1960 saw a protracted political conflict between communists and anti-communists for control over the leadership of the Iraqi Cigarette Industry Workers Trade Union (نقابة عمال ومستخدمي صناعة السجائر). The conflict within the Cigarette Workers Union marked the culmination of tensions between the Iraqi Communist Party and its opponents within the trade union movement at the time.

An election to the union executive committee was held on June 17, 1960. The list launched by the communists won the election. However, government authorities intervened and annulled the election, citing 'corruption'. The government authorities called for new elections on October 28, 1960, in which the pro-communist list was defeated. The communists cried foul, claiming that these elections had been rigged. They charged that the military authorities were committing electoral fraud to remove the militant union chairman Muhammad Ghabban from his post in the union leadership.

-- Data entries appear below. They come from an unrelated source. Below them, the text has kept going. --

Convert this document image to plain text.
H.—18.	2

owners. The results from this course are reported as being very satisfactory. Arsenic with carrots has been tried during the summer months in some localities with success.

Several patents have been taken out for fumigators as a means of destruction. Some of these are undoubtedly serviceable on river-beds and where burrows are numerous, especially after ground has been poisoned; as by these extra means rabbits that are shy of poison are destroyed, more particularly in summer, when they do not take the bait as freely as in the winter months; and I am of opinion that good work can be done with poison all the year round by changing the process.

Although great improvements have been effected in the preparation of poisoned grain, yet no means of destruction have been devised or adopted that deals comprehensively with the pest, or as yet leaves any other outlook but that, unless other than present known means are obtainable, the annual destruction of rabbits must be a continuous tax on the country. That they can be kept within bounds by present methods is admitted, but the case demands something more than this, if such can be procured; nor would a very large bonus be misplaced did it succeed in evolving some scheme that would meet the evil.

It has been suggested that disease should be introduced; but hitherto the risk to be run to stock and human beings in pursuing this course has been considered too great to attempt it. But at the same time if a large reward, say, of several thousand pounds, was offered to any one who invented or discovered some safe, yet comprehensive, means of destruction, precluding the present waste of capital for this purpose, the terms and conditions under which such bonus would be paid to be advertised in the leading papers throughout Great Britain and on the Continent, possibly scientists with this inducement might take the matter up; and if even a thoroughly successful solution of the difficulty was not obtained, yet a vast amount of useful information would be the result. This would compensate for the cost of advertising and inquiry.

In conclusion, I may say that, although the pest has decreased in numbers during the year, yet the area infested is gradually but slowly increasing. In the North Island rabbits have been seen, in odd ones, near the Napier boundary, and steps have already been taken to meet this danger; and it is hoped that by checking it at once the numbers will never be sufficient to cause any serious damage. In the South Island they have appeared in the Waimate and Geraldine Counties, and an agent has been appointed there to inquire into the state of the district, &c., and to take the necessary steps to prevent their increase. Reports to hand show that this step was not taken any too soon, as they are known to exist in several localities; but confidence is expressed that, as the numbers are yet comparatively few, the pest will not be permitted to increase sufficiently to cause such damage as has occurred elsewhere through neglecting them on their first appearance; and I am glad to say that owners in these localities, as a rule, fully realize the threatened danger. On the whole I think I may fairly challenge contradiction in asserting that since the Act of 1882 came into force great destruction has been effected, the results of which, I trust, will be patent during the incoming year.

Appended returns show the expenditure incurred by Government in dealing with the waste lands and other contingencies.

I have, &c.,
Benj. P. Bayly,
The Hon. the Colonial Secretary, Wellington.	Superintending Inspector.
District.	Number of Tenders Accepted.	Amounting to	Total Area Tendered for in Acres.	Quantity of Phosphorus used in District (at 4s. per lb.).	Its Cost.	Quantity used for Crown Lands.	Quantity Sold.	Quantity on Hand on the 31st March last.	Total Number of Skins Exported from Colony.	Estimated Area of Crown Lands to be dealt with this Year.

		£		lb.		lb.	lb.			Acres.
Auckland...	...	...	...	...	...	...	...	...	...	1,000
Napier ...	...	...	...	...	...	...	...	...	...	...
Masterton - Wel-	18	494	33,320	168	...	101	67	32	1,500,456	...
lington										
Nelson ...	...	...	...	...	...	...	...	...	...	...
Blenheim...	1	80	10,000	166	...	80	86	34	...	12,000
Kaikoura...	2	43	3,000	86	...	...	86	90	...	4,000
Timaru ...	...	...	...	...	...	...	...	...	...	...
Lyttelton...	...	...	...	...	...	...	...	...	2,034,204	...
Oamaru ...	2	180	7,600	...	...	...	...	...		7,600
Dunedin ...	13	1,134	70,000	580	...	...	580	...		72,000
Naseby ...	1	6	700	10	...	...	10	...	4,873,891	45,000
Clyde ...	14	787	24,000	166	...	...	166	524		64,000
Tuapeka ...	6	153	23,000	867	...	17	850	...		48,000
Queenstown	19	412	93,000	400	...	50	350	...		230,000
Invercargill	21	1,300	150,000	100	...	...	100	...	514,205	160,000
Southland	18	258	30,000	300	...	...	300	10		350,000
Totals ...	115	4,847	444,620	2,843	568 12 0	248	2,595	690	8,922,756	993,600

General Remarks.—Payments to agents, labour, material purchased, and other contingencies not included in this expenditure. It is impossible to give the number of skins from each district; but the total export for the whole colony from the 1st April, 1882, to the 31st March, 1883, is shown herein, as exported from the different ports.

On October 30, 1960, they called for strikes at the ar-Rafidain and al-Ahalia factories. In response, the Military Governor-General annulled the election on the same day. The strike was called off and workers returned to their work places.

The anti-communist group, which had claimed victory in the October 28 election, petitioned Abd al-Karim Qasim. They stated that the result of the October 28 election should be recognized as valid.

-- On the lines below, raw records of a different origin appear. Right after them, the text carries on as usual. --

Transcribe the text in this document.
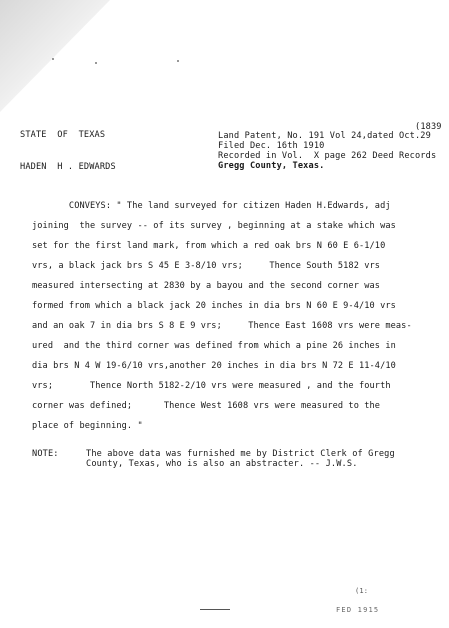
(1839
STATE  OF  TEXAS
HADEN  H . EDWARDS
Land Patent, No. 191 Vol 24,dated Oct.29
Filed Dec. 16th 1910
Recorded in Vol.  X page 262 Deed Records
Gregg County, Texas.
CONVEYS: " The land surveyed for citizen Haden H.Edwards, adj
joining  the survey -- of its survey , beginning at a stake which was
set for the first land mark, from which a red oak brs N 60 E 6-1/10
vrs, a black jack brs S 45 E 3-8/10 vrs;     Thence South 5182 vrs
measured intersecting at 2830 by a bayou and the second corner was
formed from which a black jack 20 inches in dia brs N 60 E 9-4/10 vrs
and an oak 7 in dia brs S 8 E 9 vrs;     Thence East 1608 vrs were meas-
ured  and the third corner was defined from which a pine 26 inches in
dia brs N 4 W 19-6/10 vrs,another 20 inches in dia brs N 72 E 11-4/10
vrs;       Thence North 5182-2/10 vrs were measured , and the fourth
corner was defined;      Thence West 1608 vrs were measured to the
place of beginning. "
NOTE:	The above data was furnished me by District Clerk of Gregg
County, Texas, who is also an abstracter. -- J.W.S.
(1:
FED 1915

On November 3, 1960, the Military Governor-General postponed the union elections indefinitely. In response, a strike at the two factories was launched on November 5, 1960. Violent clashes between workers and police took place during the strike. A number of workers were killed or injured in the clashes. In Baghdad troops were used against striking workers, and eight people were killed and 26 were injured (including four women) in firing on demonstrators. By November 14, 1960, the strike was called off. During the protest movement over one hundred workers were arrested.

On November 28, 1960, elections were held once again, in which the anti-communist list obtained 1,186 votes and the pro-communist list 208 votes.

Subsequently, the affair was brought to the attention of the International Labour Organization.